Wards of Faerie
- First edition
- Author: Terry Brooks
- Language: English
- Series: The Dark Legacy of Shannara
- Subject: Shannara
- Genre: Fantasy
- Publisher: Del Rey Books
- Publication date: August 21, 2012
- Publication place: United States
- Media type: Print, audiobook, e-book
- Pages: 384 pages
- ISBN: 0345523474
- Preceded by: Straken
- Followed by: Bloodfire Quest

= Wards of Faerie =

2012 novel by Terry Brooks

Wards of Faerie is a fantasy novel by American writer Terry Brooks. Published in 2012, it is the first part of The Dark Legacy of Shannara trilogy. The book was released on August 21, 2012 through Del Rey Books. Set a century after Straken, it chronicles the attempts of Ard Rhys of Paranor Khyber Elessedil as she tries to recover the lost Elfstones.

==Plot summary==
The story takes place in the Four Lands, 100 years after the previous trilogy.

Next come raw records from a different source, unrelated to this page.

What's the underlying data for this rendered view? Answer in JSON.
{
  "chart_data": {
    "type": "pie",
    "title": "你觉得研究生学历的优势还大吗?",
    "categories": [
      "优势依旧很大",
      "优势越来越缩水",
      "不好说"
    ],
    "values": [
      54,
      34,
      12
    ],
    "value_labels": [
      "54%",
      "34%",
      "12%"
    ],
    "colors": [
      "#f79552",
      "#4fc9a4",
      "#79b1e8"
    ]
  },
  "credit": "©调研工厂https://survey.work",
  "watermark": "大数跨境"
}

People have grown ever increasingly distrustful of magic and its wielders, ever since the Third Council of Druids. The potential to once again find the lost Elfstones of Faerie could change that for the better, assuming that the Ard Rhys survives the attempt.

==Reception==
Critical reception has been mostly positive, with RT Book Reviews giving Wards of Faerie four stars. Kirkus Reviews and Publishers Weekly also gave positive reviews, with Publishers Weekly praising the audiobook's narration.